[Python-Dev] PEP 332 revival in coordination with pep 349? [ Was:Re: release plan for 2.5 ?] (original) (raw)

Guido van Rossum guido at python.org
Wed Feb 15 00:13:36 CET 2006


On 2/14/06, Adam Olsen <rhamph at gmail.com> wrote:

I'm starting to wonder, do we really need anything fancy? Wouldn't it be sufficient to have a way to compactly store 8-bit integers?

In 2.x we could convert unicode like this: bytes(ord(c) for c in u"It's...".encode('utf-8'))

Yuck.

u"It's...".byteencode('utf-8') # Shortcut for above

Yuck**2. I'd like to avoid adding new APIs to existing types to return bytes instead of str. (It's okay to change existing APIs to accept bytes as an alternative to str though.)

In 3.0 it changes to: "It's...".encode('utf-8') u"It's...".byteencode('utf-8') # Same as above, kept for compatibility

No. 3.0 won't have "backward compatibility" features. That's the whole point of 3.0.

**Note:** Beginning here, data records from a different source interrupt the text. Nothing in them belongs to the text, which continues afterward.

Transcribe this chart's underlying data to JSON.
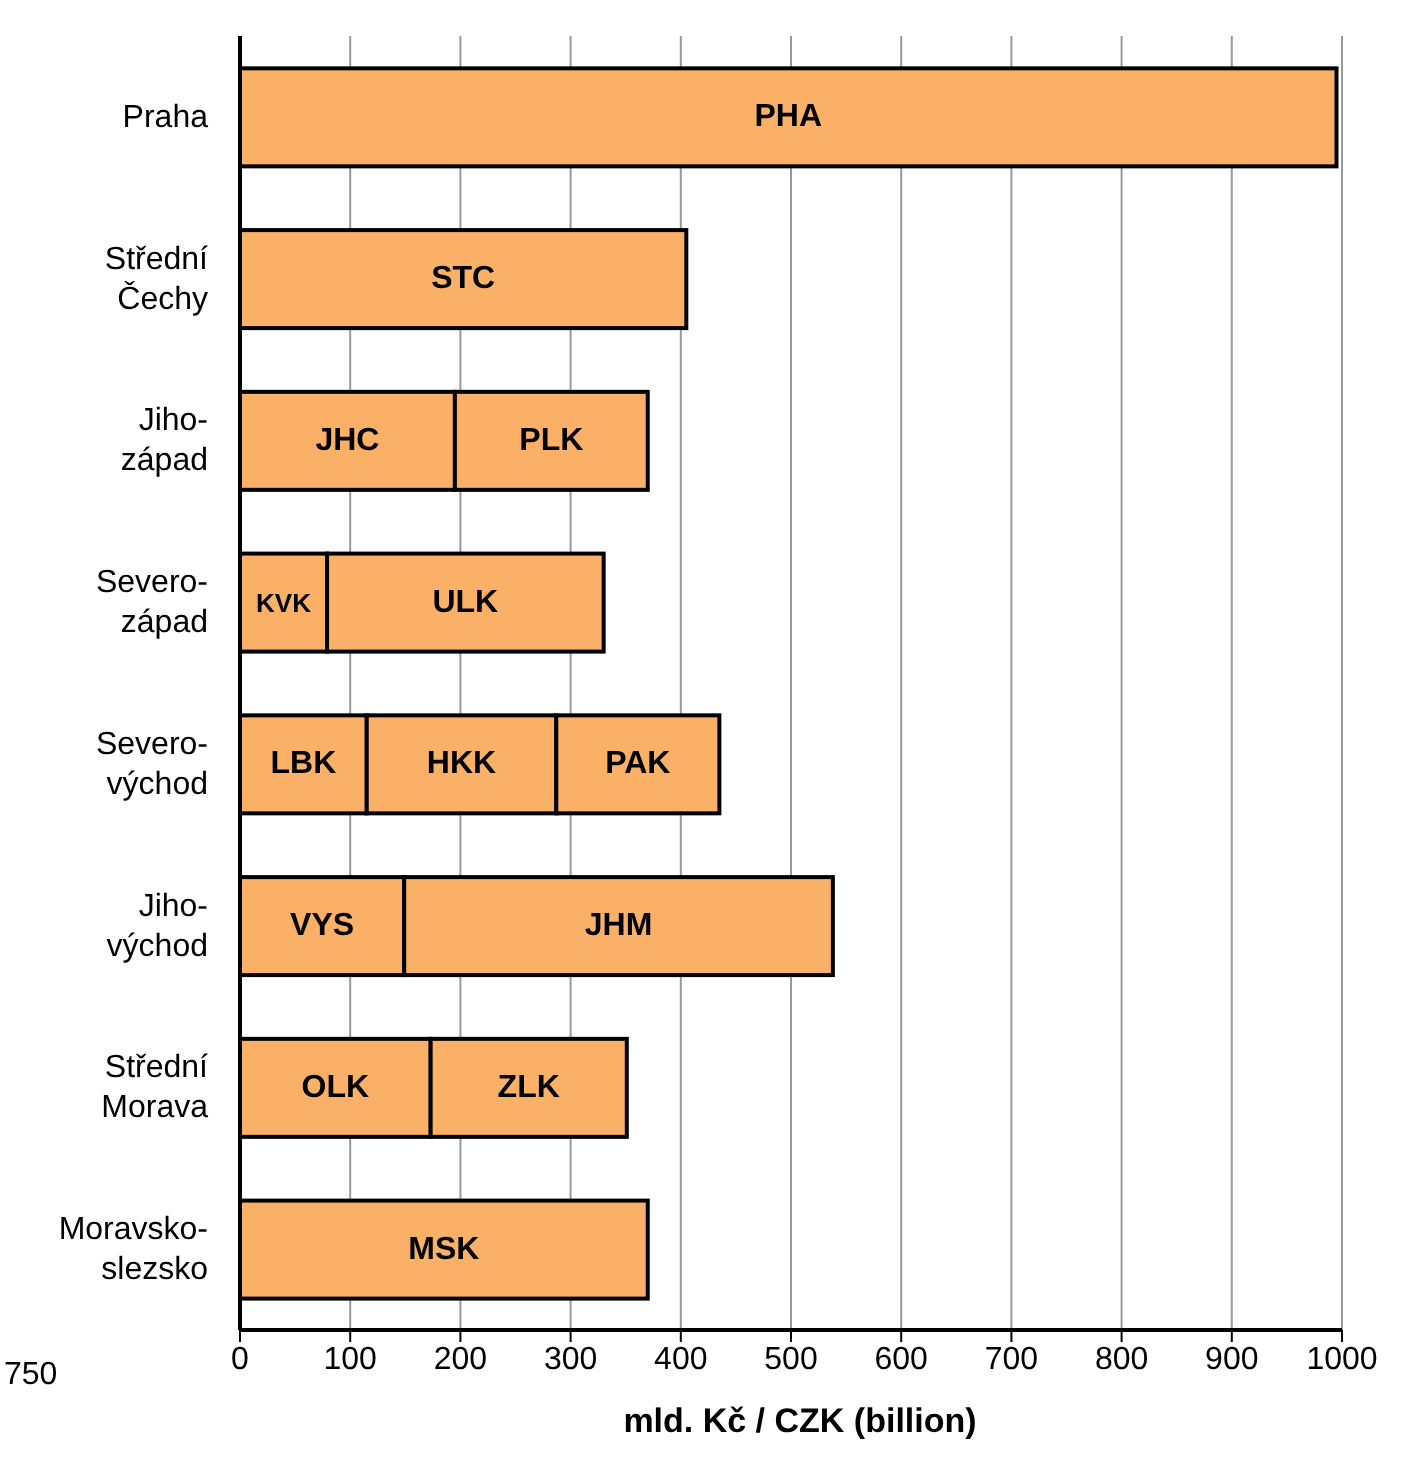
{
  "chart_data": {
    "type": "bar",
    "orientation": "horizontal",
    "stacked": true,
    "xlabel": "mld. Kč / CZK (billion)",
    "categories": [
      "Praha",
      "Střední Čechy",
      "Jiho- západ",
      "Severo- západ",
      "Severo- východ",
      "Jiho- východ",
      "Střední Morava",
      "Moravsko- slezsko"
    ],
    "series": [
      {
        "color": "#fbb068",
        "values": [
          995,
          405,
          195,
          79,
          115,
          149,
          173,
          370
        ],
        "value_labels": [
          "PHA",
          "STC",
          "JHC",
          "KVK",
          "LBK",
          "VYS",
          "OLK",
          "MSK"
        ]
      },
      {
        "color": "#fbb068",
        "values": [
          null,
          null,
          175,
          251,
          172,
          389,
          178,
          null
        ],
        "value_labels": [
          null,
          null,
          "PLK",
          "ULK",
          "HKK",
          "JHM",
          "ZLK",
          null
        ]
      },
      {
        "color": "#fbb068",
        "values": [
          null,
          null,
          null,
          null,
          148,
          null,
          null,
          null
        ],
        "value_labels": [
          null,
          null,
          null,
          null,
          "PAK",
          null,
          null,
          null
        ]
      }
    ],
    "xlim": [
      0,
      1000
    ],
    "xticks": [
      0,
      100,
      200,
      300,
      400,
      500,
      600,
      700,
      800,
      900,
      1000
    ],
    "grid": "x",
    "legend": false,
    "annotations": [
      "750"
    ]
  }
}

Passing a str or unicode directly to bytes() would be an error. repr(bytes(...)) would produce bytes([1,2,3]).

I'm fine with that.

Probably need a bytes() method that print can call, or even better a print(file) method[0]. The write() methods would of course have to support bytes objects.

Right on the latter.

I realize it would be odd for the interactive interpret to print them as a list of ints by default: >>> u"It's...".byteencode('utf-8') [73, 116, 39, 115, 46, 46, 46]

No. This prints the repr() which should include the type. bytes([73, 116, 39, 115, 46, 46, 46]) is the right thing to print here.

But maybe it's time we stopped hiding the real nature of bytes from users?

That's the whole point.

[0] By this I mean calling objects recursively and telling them what file to print to, rather than getting a temporary string from them and printing that. I always wondered why you could do that from C extensions but not from Python code.

I want to keep the Python-level API small.